Chavez called for voters to take things a step further.
"My firm opinion, as clear as the full moon -- irrevocable, absolute, total -- is ... that you elect Nicolas Maduro as president," Chavez said, waving a copy of the Venezuelan constitution as he spoke. "I ask this of you from my heart. He is one of the young leaders with the greatest ability to continue, if I cannot."
It was the first time Chavez -- who looms larger than life in Venezuela and in Latin American politics-- had spoken publicly about the possibility of a successor.
"This is huge. He could have said something indirectly. He could have said something like, 'We'll have to see. Let's talk about it when the time comes,'" said Javier Corrales, a professor of political science at Amherst College in Massachusetts. "He switched from being very evasive to very articulate. That must have been the result of a major change in health for the worse."

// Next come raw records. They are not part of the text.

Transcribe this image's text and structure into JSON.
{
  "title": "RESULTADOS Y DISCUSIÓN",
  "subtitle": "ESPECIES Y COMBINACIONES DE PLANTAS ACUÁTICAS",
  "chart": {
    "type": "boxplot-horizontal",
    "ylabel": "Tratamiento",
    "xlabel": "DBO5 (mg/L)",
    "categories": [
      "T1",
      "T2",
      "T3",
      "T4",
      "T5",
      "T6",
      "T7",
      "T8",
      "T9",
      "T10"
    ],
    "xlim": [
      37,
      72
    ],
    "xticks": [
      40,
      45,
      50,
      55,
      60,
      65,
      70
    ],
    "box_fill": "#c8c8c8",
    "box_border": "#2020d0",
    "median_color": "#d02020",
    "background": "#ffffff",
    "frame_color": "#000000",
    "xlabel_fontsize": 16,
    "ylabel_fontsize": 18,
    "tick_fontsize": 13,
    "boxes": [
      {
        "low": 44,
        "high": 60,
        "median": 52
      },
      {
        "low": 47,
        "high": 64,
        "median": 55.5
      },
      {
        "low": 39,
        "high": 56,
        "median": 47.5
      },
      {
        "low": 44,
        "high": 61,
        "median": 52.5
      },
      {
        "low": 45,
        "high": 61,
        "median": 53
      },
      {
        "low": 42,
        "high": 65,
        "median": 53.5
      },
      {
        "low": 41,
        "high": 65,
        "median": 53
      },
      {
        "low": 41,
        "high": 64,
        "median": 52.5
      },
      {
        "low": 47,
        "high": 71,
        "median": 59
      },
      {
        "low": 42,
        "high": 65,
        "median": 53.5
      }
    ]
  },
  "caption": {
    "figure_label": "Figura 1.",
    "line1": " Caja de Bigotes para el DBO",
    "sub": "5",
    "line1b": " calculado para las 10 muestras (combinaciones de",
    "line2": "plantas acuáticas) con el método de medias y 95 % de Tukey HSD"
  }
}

In a report published Tuesday, one expert on the region said some observers think that Chavez's health problems are being used for political purposes.
"One speculative theory holds that Chavez's health problems have been serious but not life-threatening -- trumped up to focus attention on him, generate sympathy during this year's election campaign, and now may even be a way of boosting Venezuela's bond sales," wrote Stephen Johnson, director of the Americas program at the Washington-based Center for Strategic and International Studies.
Keeping the focus on the Venezuelan president could also be a political advantage going into gubernatorial elections, which are scheduled for Sunday, Johnson said. But other signs point to more serious health problems, he said, including a decrease in Chavez's public appearances in recent months.
"Reports may or may not be true since there is no independent, reliable information source other than the president, who decides what he wants to divulge," Johnson said.